The children are old enough to assist in caring for such a creature. They clean the wretched cat boxes, feed and pet the cats, they get up early to do school work, they participate in the household work. They are old enough to care for a dog.
The cats are getting fat and need the exercise. Besides, one of them is already like a dog and would appreciate the company.
Getting a dog affirms the memory and love of all previous dogs. When a person dies, does one refuse to have anything more to do with people? I hope not. The more animals you care for in life, the better a time you will have in heaven. Those who refuse to have pets here on earth will get off the bus in heaven and will have no one to welcome them. They will be like the poor saps who get off the plane and have to walk through the crowd alone to the rental car, eveyone looking at them and saying sorrowfully, "nobody loves him".
The price of gas and the number of our family make travel prohibitive and therefore a dog will be of no inconvenience on that score.
The children and I had a lovely prayer time together and we really feel the Lord leading us, as a family, to aquire and care for a dog. We don't have any peace, right now, about not having a dog. 

Thursday, May 03, 2012

rein, rein, gueux eveille

gomme a gaine, en horreur, taie.
"Queen, Queen, arouse the rabble
Who use their girdles, horrors, as pillow slips."
It looks to be another long day of rain.
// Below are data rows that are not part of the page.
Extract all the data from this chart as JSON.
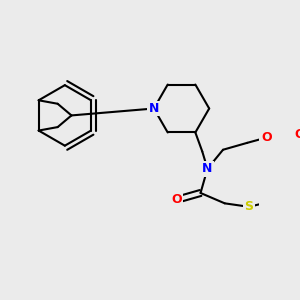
{
  "background_color": "#ebebeb",
  "bond_color": "#000000",
  "N_color": "#0000ff",
  "O_color": "#ff0000",
  "S_color": "#cccc00",
  "line_width": 1.5,
  "figsize": [
    3.0,
    3.0
  ],
  "dpi": 100,
  "xlim": [
    0,
    300
  ],
  "ylim": [
    0,
    300
  ]
}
The corner of that hedge cutting into the gray sky makes me think about maybe gazing at the brick wall of the church instead. But probably not. Those bricks seem to go on for miles and miles and miles. Told Matt yesterday it's what I imagine a prison wall might look like. "Not with that cross," he said. But really, doesn't that make it worse? I mean, when Paul said he was a 'prisoner for the sake of the gospel' he wasn't speaking figuratively or metaphorically, he really was one. And here I am, a free person, luxuriating in my opulent bed, merely looking at a gray sky and a rather plain hedge and wall. Were it not for the cross, looming over me, reminding me that I am suppose to be chained to the gospel, I could just mutter to myself, but now I have to feel guilty about the muttering.
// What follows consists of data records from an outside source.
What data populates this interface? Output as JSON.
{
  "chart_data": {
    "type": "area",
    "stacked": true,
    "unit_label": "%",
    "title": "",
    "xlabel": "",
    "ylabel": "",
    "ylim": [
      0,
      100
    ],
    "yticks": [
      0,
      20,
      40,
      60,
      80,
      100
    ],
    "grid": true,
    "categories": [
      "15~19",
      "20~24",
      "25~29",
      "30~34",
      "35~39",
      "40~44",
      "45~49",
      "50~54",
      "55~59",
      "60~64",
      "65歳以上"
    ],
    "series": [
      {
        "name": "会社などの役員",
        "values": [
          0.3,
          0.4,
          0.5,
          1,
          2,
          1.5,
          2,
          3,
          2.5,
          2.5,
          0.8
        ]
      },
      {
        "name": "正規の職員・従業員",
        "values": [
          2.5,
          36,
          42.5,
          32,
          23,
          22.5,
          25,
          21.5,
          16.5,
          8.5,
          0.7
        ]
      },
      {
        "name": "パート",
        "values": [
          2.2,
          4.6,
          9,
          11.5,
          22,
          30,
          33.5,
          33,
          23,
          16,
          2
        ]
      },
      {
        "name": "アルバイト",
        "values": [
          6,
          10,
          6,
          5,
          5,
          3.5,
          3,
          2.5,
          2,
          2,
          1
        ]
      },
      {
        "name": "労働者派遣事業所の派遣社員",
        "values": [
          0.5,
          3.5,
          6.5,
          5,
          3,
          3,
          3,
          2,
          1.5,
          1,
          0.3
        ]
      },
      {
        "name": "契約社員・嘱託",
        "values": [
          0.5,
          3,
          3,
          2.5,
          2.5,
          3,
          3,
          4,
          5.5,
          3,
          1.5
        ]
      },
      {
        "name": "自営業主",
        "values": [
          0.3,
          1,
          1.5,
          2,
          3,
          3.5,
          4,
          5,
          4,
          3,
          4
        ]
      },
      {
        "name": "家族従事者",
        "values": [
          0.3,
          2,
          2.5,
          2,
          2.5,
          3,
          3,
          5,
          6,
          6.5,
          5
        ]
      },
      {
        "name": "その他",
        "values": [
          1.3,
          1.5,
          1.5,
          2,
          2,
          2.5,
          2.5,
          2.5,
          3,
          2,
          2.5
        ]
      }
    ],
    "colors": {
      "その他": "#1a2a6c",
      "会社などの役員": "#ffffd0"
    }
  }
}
Anyway, we won't be able to go out, if it rains. I don't think Paul, for all his chains, was ever cooped up in a house with six children nagging him to check their math and tell them what a meteor is. And no prospect of making them run laps around the yard, or dig for more rocks, or cut back the fading tulips.

We will just sit inside and wallow in piles of clean laundry that have been washed in our own house in a washing machine that works quietly and reliably--a free machine, I might add, an Incredible and lovely gift from incredible and lovely friends. And we will be grateful that Matt doesn't automatically have surgery coming for his hand. Hopefully it will be something like gentle therapy and anti-inflammatory somethings. And we will try to replicate the amazing miracle of yesterday wherein we finished school by noon (!!!!!) and had the rest of the day to play and scrub the kitchen floor.

For the last two weeks we have returned to our long lost custom of saying Morning Prayer over breakfast. Is it possible that that might have had some effect on our ability to get through the day in a more reasonable manner? "What! Prayer?" as some might say, "Has it come to that?" I will try to thank God, all day, and count things together for joy, especially that cross done so solidly in brick. And maybe the rain will go away, loosing us from this tiny prison of our tiny minds.